Afuera estaba esperándome la anciana, y juntos nos encaminamos a la escuela. La pobre mujer no dejaba de llorar, preguntándome si no estaba enfadado cn ella. Me dijo que su nieto era lo único que tenía en el mundo, que había perdido a su hija recientemente y que los médicos habían dicho que era necesario amputarle la pierna al muchacho. ¡Cómo se lamentaba la piadosa mujer! Finalmente llegamos a la escuela. Entramos. Ahí estaba el chico acostado en su habitación, demacrado y con fiebre. Una venda le envolvía la pierna enferma, de la cual manaba un olor muy desagradable. No pude evitar llorar de compasión.

Me puse la estola. Tomé la Cruz y un pequeño Evangelio, mientras la anciana sacaba de un cajón algunos íconos de la Madre del Señor y de San Panteleimón, el milagroso. Empecé a leer las oraciones del caso, pidiéndole fervientemente a Dios por la salud de aquel chico que tanto sufría. Este observaba todo en silencio, aunque de vez en cuando dejaba salir algún quejido de dolor, que para mí eran como lanzas que me atravesaban el corazón. Oramos, le di la Cruz para que la besara, le ungí la frente con mirra, lo bendije y, después de despedirme, volví a casa.

A la mañana siguiente, mis anfitriones me despertaron alarmados, porque la milicia me estaba buscando. Alguien les había dicho que yo estaba en el lugar. Afortunadamente, la casa en donde había estado viviendo quedaba a las orillas del pueblo. Así, puede escapar con rapidez. Posteriormente, alguien me contó que aquellas buenas personas que me habían tenido escondido fueron arrestadas. Esto me entristeció mucho, porque fue por culpa mía, que soy un pecador, que atraparon a aquellas inocentes personas. No los he olvidado y aún hoy sigo orando por ellos.

Todo esto me vino a la mente cuando el hombre que me estaba interrogando me preguntó si había estado en aquel pueblo llamado Trinidad. ¿Qué podia decir? ¿Negar y abandonar nuevamente a aquellas inocentes personas? “¡Señor, no me lo permitas!”, me dije.

—Así es. Yo estuve ahí.

—¿Estuviste también en la escuela?

Esta pregunta, afilada como un puñal, me dio a entender que ellos sabían todo de mí y que no tenía sentido intentar ocultar nada.

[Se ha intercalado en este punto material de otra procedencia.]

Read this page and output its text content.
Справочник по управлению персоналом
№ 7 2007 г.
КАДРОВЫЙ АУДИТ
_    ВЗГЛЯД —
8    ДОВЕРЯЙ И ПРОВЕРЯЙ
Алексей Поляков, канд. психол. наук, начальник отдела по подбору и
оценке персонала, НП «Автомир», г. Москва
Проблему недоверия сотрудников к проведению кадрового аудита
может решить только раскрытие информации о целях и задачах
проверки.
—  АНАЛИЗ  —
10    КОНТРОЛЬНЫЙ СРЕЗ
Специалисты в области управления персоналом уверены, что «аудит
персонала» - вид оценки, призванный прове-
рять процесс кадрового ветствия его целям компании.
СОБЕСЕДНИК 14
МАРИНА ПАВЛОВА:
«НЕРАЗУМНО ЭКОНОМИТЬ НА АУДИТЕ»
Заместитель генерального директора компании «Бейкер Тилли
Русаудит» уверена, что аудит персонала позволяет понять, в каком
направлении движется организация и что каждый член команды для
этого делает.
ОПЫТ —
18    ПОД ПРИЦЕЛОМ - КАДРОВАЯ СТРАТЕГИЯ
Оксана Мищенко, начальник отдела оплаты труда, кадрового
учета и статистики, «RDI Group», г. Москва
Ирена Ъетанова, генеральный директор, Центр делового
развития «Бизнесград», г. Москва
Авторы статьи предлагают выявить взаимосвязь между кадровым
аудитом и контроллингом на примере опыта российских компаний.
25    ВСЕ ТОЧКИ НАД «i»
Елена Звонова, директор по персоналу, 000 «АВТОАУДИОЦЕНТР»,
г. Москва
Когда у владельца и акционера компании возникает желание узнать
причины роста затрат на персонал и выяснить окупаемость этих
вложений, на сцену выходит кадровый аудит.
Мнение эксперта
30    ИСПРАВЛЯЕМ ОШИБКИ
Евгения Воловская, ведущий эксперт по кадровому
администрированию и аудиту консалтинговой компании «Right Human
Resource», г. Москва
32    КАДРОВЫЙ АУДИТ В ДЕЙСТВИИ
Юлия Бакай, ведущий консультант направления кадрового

—Sí, estuve en la escuela.

—¿Y estuviste orando en ese lugar?

—Así es.

—¿Fuiste por tu propia iniciativa, o alguien te pidió que fueras?

—Una gran aflicción humana y el sufrimiento de una familia me llevaron a ese lugar.

Empecé a temblar cuando el hombre se levantó y se puso a deambular por la habitación como una fiera enjaulada. Solamente la luz del cigarrillo que tenía en la boca se movía de arriba a abajo entre sus dientes. Vi que la ira se iba acumulando en su interior y que en cualquier momento explotaría, en tanto que el miedo había desaparecido en mí, ahogado por el dolor y el debilitamiento. Sabía que me hallaba al final de mi vida. El hombre se detuvo un momento y se sentó en la orilla de la mesa.

—A ver, padrecito ¿te acuerdas que ungiste con mirra a un chico que estaba enfermo? ¡Ese chico era yo!

Me quedé atónito al escuchar esas palabras. Lo único que pude hacer fue empezar a orar otra vez.

—¿Ves, anciano, en dónde nos hemos vuelto a encontrar? Tienes suerte, porque te trajeron conmigo y te reconocí al hablar. Te daré un permiso para que abandones la ciudad inmediatamente. Después de eso, huye lo más lejos que puedas. Recuerda: no podré salvarte otra vez.

Esos son los desconocidos caminos de Dios Todopoderoso, Quien guía a los hombres al bien, si estos no pierden su fe en Él», dijo el padre Teodoro, terminando su relato.